Speaking to IGN, Avatar: The Last Airbender showrunner Albert Kim echoed comments previously made about some of the “sexist” elements they pulled in the Netflix adaptation, resulting in changes to Katara and Sokka.

“There are certain roles I think that Katara did in the cartoon that we didn’t necessarily also do here,” Kim told the outlet. “I mean, I don’t want to really get into a lot of that, but some gender issues that didn’t quite translate from the cartoon.”

Kim’s comments arrive after Sokka star Ian Ousley and Katara star Kiawentiio spoke to Entertainment Weekly about edits made to their characters, with the former stating, “There’s more weight with realism” in the Netflix version. 

Adding to this, Kiawentiio said, “I feel like we also took out the element of how sexist [Sokka] was. I feel like there were a lot of moments in the original show that were iffy.” Ousley agreed: “Yeah, totally. There are things that were redirected just because it might play a little differently [in live action].”
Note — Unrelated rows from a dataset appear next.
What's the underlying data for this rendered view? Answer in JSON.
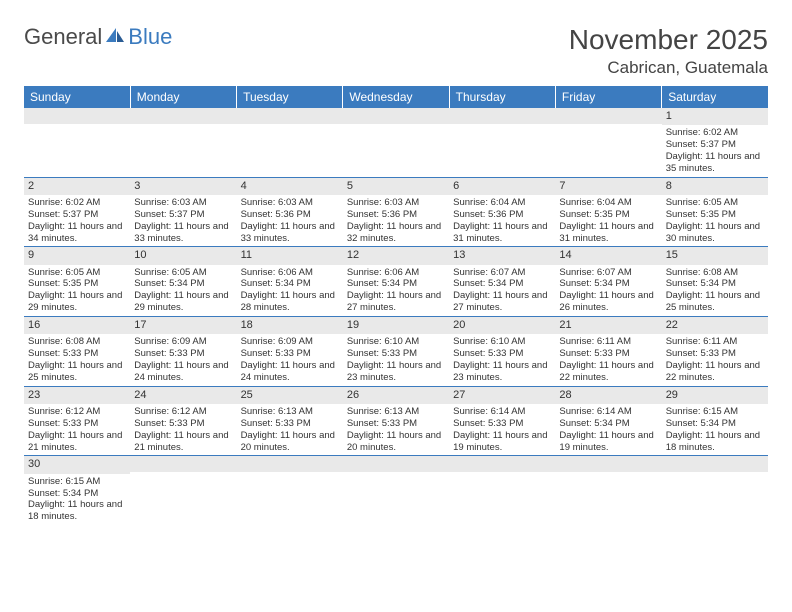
{
  "header": {
    "logo_general": "General",
    "logo_blue": "Blue",
    "month_title": "November 2025",
    "location": "Cabrican, Guatemala"
  },
  "calendar": {
    "header_bg": "#3b7bbf",
    "header_fg": "#ffffff",
    "daynum_bg": "#e9e9e9",
    "border_color": "#3b7bbf",
    "columns": [
      "Sunday",
      "Monday",
      "Tuesday",
      "Wednesday",
      "Thursday",
      "Friday",
      "Saturday"
    ],
    "weeks": [
      [
        {
          "day": "",
          "sunrise": "",
          "sunset": "",
          "daylight": ""
        },
        {
          "day": "",
          "sunrise": "",
          "sunset": "",
          "daylight": ""
        },
        {
          "day": "",
          "sunrise": "",
          "sunset": "",
          "daylight": ""
        },
        {
          "day": "",
          "sunrise": "",
          "sunset": "",
          "daylight": ""
        },
        {
          "day": "",
          "sunrise": "",
          "sunset": "",
          "daylight": ""
        },
        {
          "day": "",
          "sunrise": "",
          "sunset": "",
          "daylight": ""
        },
        {
          "day": "1",
          "sunrise": "Sunrise: 6:02 AM",
          "sunset": "Sunset: 5:37 PM",
          "daylight": "Daylight: 11 hours and 35 minutes."
        }
      ],
      [
        {
          "day": "2",
          "sunrise": "Sunrise: 6:02 AM",
          "sunset": "Sunset: 5:37 PM",
          "daylight": "Daylight: 11 hours and 34 minutes."
        },
        {
          "day": "3",
          "sunrise": "Sunrise: 6:03 AM",
          "sunset": "Sunset: 5:37 PM",
          "daylight": "Daylight: 11 hours and 33 minutes."
        },
        {
          "day": "4",
          "sunrise": "Sunrise: 6:03 AM",
          "sunset": "Sunset: 5:36 PM",
          "daylight": "Daylight: 11 hours and 33 minutes."
        },
        {
          "day": "5",
          "sunrise": "Sunrise: 6:03 AM",
          "sunset": "Sunset: 5:36 PM",
          "daylight": "Daylight: 11 hours and 32 minutes."
        },
        {
          "day": "6",
          "sunrise": "Sunrise: 6:04 AM",
          "sunset": "Sunset: 5:36 PM",
          "daylight": "Daylight: 11 hours and 31 minutes."
        },
        {
          "day": "7",
          "sunrise": "Sunrise: 6:04 AM",
          "sunset": "Sunset: 5:35 PM",
          "daylight": "Daylight: 11 hours and 31 minutes."
        },
        {
          "day": "8",
          "sunrise": "Sunrise: 6:05 AM",
          "sunset": "Sunset: 5:35 PM",
          "daylight": "Daylight: 11 hours and 30 minutes."
        }
      ],
      [
        {
          "day": "9",
          "sunrise": "Sunrise: 6:05 AM",
          "sunset": "Sunset: 5:35 PM",
          "daylight": "Daylight: 11 hours and 29 minutes."
        },
        {
          "day": "10",
          "sunrise": "Sunrise: 6:05 AM",
          "sunset": "Sunset: 5:34 PM",
          "daylight": "Daylight: 11 hours and 29 minutes."
        },
        {
          "day": "11",
          "sunrise": "Sunrise: 6:06 AM",
          "sunset": "Sunset: 5:34 PM",
          "daylight": "Daylight: 11 hours and 28 minutes."
        },
        {
          "day": "12",
          "sunrise": "Sunrise: 6:06 AM",
          "sunset": "Sunset: 5:34 PM",
          "daylight": "Daylight: 11 hours and 27 minutes."
        },
        {
          "day": "13",
          "sunrise": "Sunrise: 6:07 AM",
          "sunset": "Sunset: 5:34 PM",
          "daylight": "Daylight: 11 hours and 27 minutes."
        },
        {
          "day": "14",
          "sunrise": "Sunrise: 6:07 AM",
          "sunset": "Sunset: 5:34 PM",
          "daylight": "Daylight: 11 hours and 26 minutes."
        },
        {
          "day": "15",
          "sunrise": "Sunrise: 6:08 AM",
          "sunset": "Sunset: 5:34 PM",
          "daylight": "Daylight: 11 hours and 25 minutes."
        }
      ],
      [
        {
          "day": "16",
          "sunrise": "Sunrise: 6:08 AM",
          "sunset": "Sunset: 5:33 PM",
          "daylight": "Daylight: 11 hours and 25 minutes."
        },
        {
          "day": "17",
          "sunrise": "Sunrise: 6:09 AM",
          "sunset": "Sunset: 5:33 PM",
          "daylight": "Daylight: 11 hours and 24 minutes."
        },
        {
          "day": "18",
          "sunrise": "Sunrise: 6:09 AM",
          "sunset": "Sunset: 5:33 PM",
          "daylight": "Daylight: 11 hours and 24 minutes."
        },
        {
          "day": "19",
          "sunrise": "Sunrise: 6:10 AM",
          "sunset": "Sunset: 5:33 PM",
          "daylight": "Daylight: 11 hours and 23 minutes."
        },
        {
          "day": "20",
          "sunrise": "Sunrise: 6:10 AM",
          "sunset": "Sunset: 5:33 PM",
          "daylight": "Daylight: 11 hours and 23 minutes."
        },
        {
          "day": "21",
          "sunrise": "Sunrise: 6:11 AM",
          "sunset": "Sunset: 5:33 PM",
          "daylight": "Daylight: 11 hours and 22 minutes."
        },
        {
          "day": "22",
          "sunrise": "Sunrise: 6:11 AM",
          "sunset": "Sunset: 5:33 PM",
          "daylight": "Daylight: 11 hours and 22 minutes."
        }
      ],
      [
        {
          "day": "23",
          "sunrise": "Sunrise: 6:12 AM",
          "sunset": "Sunset: 5:33 PM",
          "daylight": "Daylight: 11 hours and 21 minutes."
        },
        {
          "day": "24",
          "sunrise": "Sunrise: 6:12 AM",
          "sunset": "Sunset: 5:33 PM",
          "daylight": "Daylight: 11 hours and 21 minutes."
        },
        {
          "day": "25",
          "sunrise": "Sunrise: 6:13 AM",
          "sunset": "Sunset: 5:33 PM",
          "daylight": "Daylight: 11 hours and 20 minutes."
        },
        {
          "day": "26",
          "sunrise": "Sunrise: 6:13 AM",
          "sunset": "Sunset: 5:33 PM",
          "daylight": "Daylight: 11 hours and 20 minutes."
        },
        {
          "day": "27",
          "sunrise": "Sunrise: 6:14 AM",
          "sunset": "Sunset: 5:33 PM",
          "daylight": "Daylight: 11 hours and 19 minutes."
        },
        {
          "day": "28",
          "sunrise": "Sunrise: 6:14 AM",
          "sunset": "Sunset: 5:34 PM",
          "daylight": "Daylight: 11 hours and 19 minutes."
        },
        {
          "day": "29",
          "sunrise": "Sunrise: 6:15 AM",
          "sunset": "Sunset: 5:34 PM",
          "daylight": "Daylight: 11 hours and 18 minutes."
        }
      ],
      [
        {
          "day": "30",
          "sunrise": "Sunrise: 6:15 AM",
          "sunset": "Sunset: 5:34 PM",
          "daylight": "Daylight: 11 hours and 18 minutes."
        },
        {
          "day": "",
          "sunrise": "",
          "sunset": "",
          "daylight": ""
        },
        {
          "day": "",
          "sunrise": "",
          "sunset": "",
          "daylight": ""
        },
        {
          "day": "",
          "sunrise": "",
          "sunset": "",
          "daylight": ""
        },
        {
          "day": "",
          "sunrise": "",
          "sunset": "",
          "daylight": ""
        },
        {
          "day": "",
          "sunrise": "",
          "sunset": "",
          "daylight": ""
        },
        {
          "day": "",
          "sunrise": "",
          "sunset": "",
          "daylight": ""
        }
      ]
    ]
  }
}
The decision to change these elements of the characters hasn’t gone down too well with the fans, with some citing the fact that former creators Bryan Konietzko and Michael Dante DiMartino spent two years developing the live-action Avatar: The Last Airbender before exiting the project over creative differences. 
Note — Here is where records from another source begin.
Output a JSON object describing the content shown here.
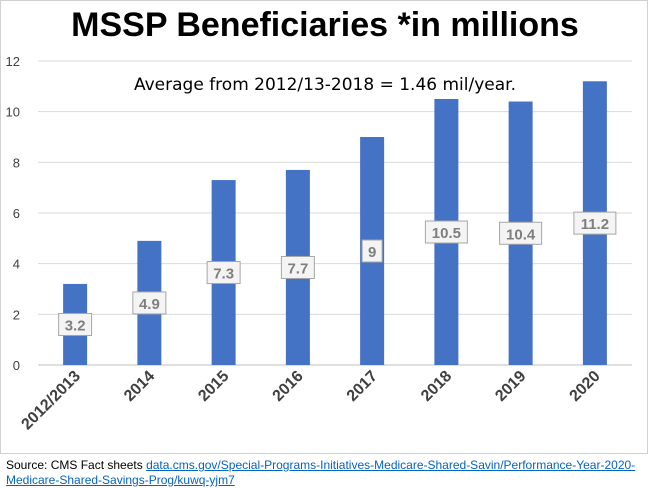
{
  "chart_data": {
    "type": "bar",
    "title": "MSSP Beneficiaries *in millions",
    "annotation": "Average from 2012/13-2018 = 1.46 mil/year.",
    "categories": [
      "2012/2013",
      "2014",
      "2015",
      "2016",
      "2017",
      "2018",
      "2019",
      "2020"
    ],
    "values": [
      3.2,
      4.9,
      7.3,
      7.7,
      9,
      10.5,
      10.4,
      11.2
    ],
    "data_labels": [
      "3.2",
      "4.9",
      "7.3",
      "7.7",
      "9",
      "10.5",
      "10.4",
      "11.2"
    ],
    "ylim": [
      0,
      12
    ],
    "yticks": [
      "0",
      "2",
      "4",
      "6",
      "8",
      "10",
      "12"
    ],
    "xlabel": "",
    "ylabel": "",
    "grid": true,
    "bar_color": "#4472c4"
  },
  "source": {
    "prefix": "Source: CMS Fact sheets ",
    "link_text": "data.cms.gov/Special-Programs-Initiatives-Medicare-Shared-Savin/Performance-Year-2020-Medicare-Shared-Savings-Prog/kuwq-yjm7"
  }
}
“It’s so obvious why the creators left the show. Netflix do not understand the characters at all,” wrote one on X, while another said, “Wonder what else they changed. No way the OG creators just up & leave after 2+ years of work.”

A third added, “I understand their point of view but the Sokka stuff helped his character grow within the original show.” While a fourth commented, “But Katara’s feminism is a major plot point of the first season?”

Elaborating further on why they believe these elements should be left in, one wrote: “Her gender things were literally the north water tribe not allowing women to train in combat bending and focus on healing when she needed combat training, and Sokka’s arc is him growing to accept that women are just as good as men and that he doesn’t need to do everything.”

Others are arguing that these characteristics are so minimal in the animated series that they’re not worth talking about. “It’s such a non issue that I wonder why it’d even need to be said,” commented a Redditor about the Katara comments.

“I imagine it’s about the sewing? If so, I don’t think anyone would notice that being absent. Avatar was such a clean show that the only thing I can think of that didn’t ‘age well’ was Iroh snuggling with Jun.”

Another stated that the sexism comprises “less than 1% of Sokka’s screen time, character arc, everything,” adding: “The fact that Sokka turns on a dime without a single look back, in the course of a day, shows that Sokka didn’t have deep-seated, real sexist beliefs. He was just a traumatized child, spouting the misguided, misinformed observations that he’d been given throughout his childhood.”